0

I got very strange behavior of my python extension built with the boost.python library. Namely, in the piece of code:

import my_ext

j = 0
while j<5:
    print j
    my_ext.do_something(j)
    j = j + 1

i do not see j being printed out, while the extension code (my_ext.do_something(j)) is doing some work for different j (lets say prints j-th file). Moreover it only prints 2 files for j = 0 and j = 1 and then the whole script finishes without errors or other notifications.

All this makes me think the code is executed kinda in parallel (multi-threading), but without proper handling of such a parallelizm. I guess this may be related to the fact that the boost.python library i have built is made by default with --threading=multi option. However, trying to rebuild with option --threading=single does not give any effect and it is still built as multi-threading library. This post http://mail.python.org/pipermail/cplusplus-sig/2010-October/015771.html reports similar build process problem, however it is unanswered.

So my question is how to build boost libraries and boost.python in particular to be single-threaded. Alternatively, the problem may be related to something other than single/multi threading of boost.python libraries.
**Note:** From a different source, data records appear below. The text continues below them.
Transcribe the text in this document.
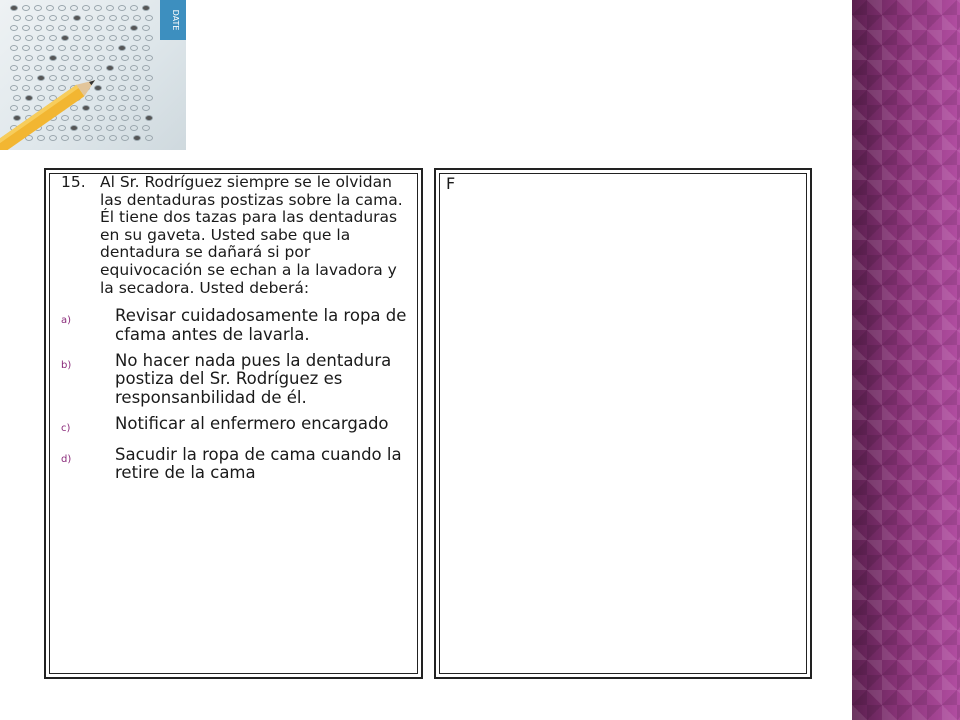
DATE
15. Al Sr. Rodríguez siempre se le olvidan las dentaduras postizas sobre la cama. Él tiene dos tazas para las dentaduras en su gaveta. Usted sabe que la dentadura se dañará si por equivocación se echan a la lavadora y la secadora. Usted deberá:
a)	Revisar cuidadosamente la ropa de cfama antes de lavarla.
b)	No hacer nada pues la dentadura postiza del Sr. Rodríguez es responsanbilidad de él.
c)	Notificar al enfermero encargado
d)	Sacudir la ropa de cama cuando la retire de la cama
F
Additional info: i'm using cygwin, boost_1.50.0, python2.6, my os is Win 7 with multi-core CPU and nvidia vram (both latter harware may favor multi-threading execution of my extension without letting me know).

user938720
  • 271
  • 3
  • 14

1 Answers1

1

Boost.Python tends to be a special case in the Boost build system because it is coupled to the Python version and configuration for which Python has been built. For example, if Python is built without debug, then Boost.Python will build without debug, even if Boost was explicitly told to build a debug variant. I believe the same holds true for the threading property, as it will indirectly include pyconfig.h by including Python.h.

Python defaults to running programs in a single thread, regardless if Python was built with thread support. Boost.Python does not change this behavior. As a general rule of thumb, threading only becomes a factor with Boost.Python when one desires concurrency. For example, if my_ext.do_something() was going to read a large file into memory, then it may be optimal to perform the read without holding a lock on the interpreter.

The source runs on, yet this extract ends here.